Yo sentí que era el Pijoaparte antes de leerlo. Imaginen ustedes: una ciudad mediterránea, con su hedonismo y sus contradicciones. El Pijoaparte que fui yo, que antes fue Sabino Méndez y antes Marsé, iba y venía por los desmontes, con una moto y oliendo a gato montés.
Veíamos cómo levantábamos un rubor de incomodidad en las reuniones burguesas, quizá porque Dios nos llamó por el discreto encanto de la rebeldía. Más tarde, con la novela sobre mi rubia burguesita ya publicada, yo habría de encontrarme en Marsé después de esa primera lectura de Últimas tardes con Teresa que me descubrió el Mediterráneo.
Después del golpe de Estado yo quise ir a reconocerme en aquella Barcelona que conocía sin lecturas. Dormí con pulgas en una pensión del Paseo de Gracia y sólo quise ir al Carmelo. Y el Carmelo no decepcionaba sino que era tal y como lo contaba Marsé. Por el Carmelo hay palmeras secuestradas, un ascensor panorámico desde el que se ve Mallorca en los días claros y un revoltijo de cuestas asfxiantes.
Se habla andaluz, "esa ensalada de acentos picantes del sur". Los murcianos que tanto fascinaban a Teresa Serrat tienen las venas de las narices inflamadas, beben anís y quizá ni se enteraran del 1-O. Ellos son pueblo, y mientras beben frente al televisor se guardan sus pareceres sobre Rufián, que quizá les salió rana.

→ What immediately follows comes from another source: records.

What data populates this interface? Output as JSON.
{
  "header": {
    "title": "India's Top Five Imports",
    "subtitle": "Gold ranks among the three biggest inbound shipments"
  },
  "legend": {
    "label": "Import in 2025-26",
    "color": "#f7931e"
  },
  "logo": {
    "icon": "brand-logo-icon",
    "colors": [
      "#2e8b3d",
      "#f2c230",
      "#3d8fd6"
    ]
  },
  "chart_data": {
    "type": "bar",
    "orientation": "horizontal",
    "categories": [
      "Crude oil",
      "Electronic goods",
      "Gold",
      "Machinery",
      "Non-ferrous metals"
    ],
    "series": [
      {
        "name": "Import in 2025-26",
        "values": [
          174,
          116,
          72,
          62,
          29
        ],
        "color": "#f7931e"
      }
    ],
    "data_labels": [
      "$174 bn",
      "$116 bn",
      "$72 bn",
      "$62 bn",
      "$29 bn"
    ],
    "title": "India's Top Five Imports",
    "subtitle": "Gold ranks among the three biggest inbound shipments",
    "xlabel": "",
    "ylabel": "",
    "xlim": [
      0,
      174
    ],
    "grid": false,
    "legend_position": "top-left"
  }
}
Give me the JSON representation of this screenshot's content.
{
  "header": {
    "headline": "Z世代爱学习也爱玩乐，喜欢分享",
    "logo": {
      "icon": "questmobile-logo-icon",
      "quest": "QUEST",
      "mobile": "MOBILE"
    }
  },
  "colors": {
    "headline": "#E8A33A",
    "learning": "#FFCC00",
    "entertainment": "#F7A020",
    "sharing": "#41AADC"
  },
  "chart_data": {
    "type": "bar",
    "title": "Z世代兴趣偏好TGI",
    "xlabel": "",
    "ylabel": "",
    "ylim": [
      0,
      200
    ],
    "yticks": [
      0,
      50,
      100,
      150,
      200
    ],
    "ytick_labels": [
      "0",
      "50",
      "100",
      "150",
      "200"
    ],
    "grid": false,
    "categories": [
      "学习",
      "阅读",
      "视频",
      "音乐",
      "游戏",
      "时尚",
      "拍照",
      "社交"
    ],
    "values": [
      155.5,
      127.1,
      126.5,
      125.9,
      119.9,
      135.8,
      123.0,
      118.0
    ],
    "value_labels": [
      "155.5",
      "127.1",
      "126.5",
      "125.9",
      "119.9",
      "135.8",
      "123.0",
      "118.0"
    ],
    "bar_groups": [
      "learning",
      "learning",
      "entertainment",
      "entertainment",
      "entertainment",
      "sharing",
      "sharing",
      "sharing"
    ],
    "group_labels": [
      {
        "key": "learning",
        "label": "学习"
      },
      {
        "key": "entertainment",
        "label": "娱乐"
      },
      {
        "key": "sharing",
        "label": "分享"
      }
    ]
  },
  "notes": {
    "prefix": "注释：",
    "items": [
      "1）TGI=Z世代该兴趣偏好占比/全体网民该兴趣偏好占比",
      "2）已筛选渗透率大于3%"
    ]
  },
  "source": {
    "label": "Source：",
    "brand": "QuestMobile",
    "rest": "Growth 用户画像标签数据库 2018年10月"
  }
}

El Carmelo fue Marsé, y Marsé fue El Carmelo. Ahora apenas le recuerdan más allá de la biblioteca del barrio. En el Bar Pepito, en Gran Vista, sirven pintaillos que quizá se bebiera el Cardenal y en el Bar Delicias, donde los viejos jugaban al julepe, se ven las cúpulas de los palacetes mínimos "de los falsos pavos reales" que empezaron a poblar esa Barcelona de las alturas, ahora descascarillada y quizá ya muerta para siempre. Abandonada por esa oficialidad perversa que va de Colau a los que abandonaron Lledoners.
Lo mejor de Marsé es el espíritu de barrio, la reflexión de los perdedores en un territorio muy definido. La Barcelona de Marsé aún existe, y que exista desmonta todo calostro nacionalista. Marsé era parco y lacónico: vio mucho y a la burguesía les sacó las vergüenzas.
Viajar al fondo de Marsé es necesario. Al menos una vez cada verano. Después de Últimas tardes con Teresa comprendimos la verdadera esencia de Cataluña. La que no quieren que comprendamos.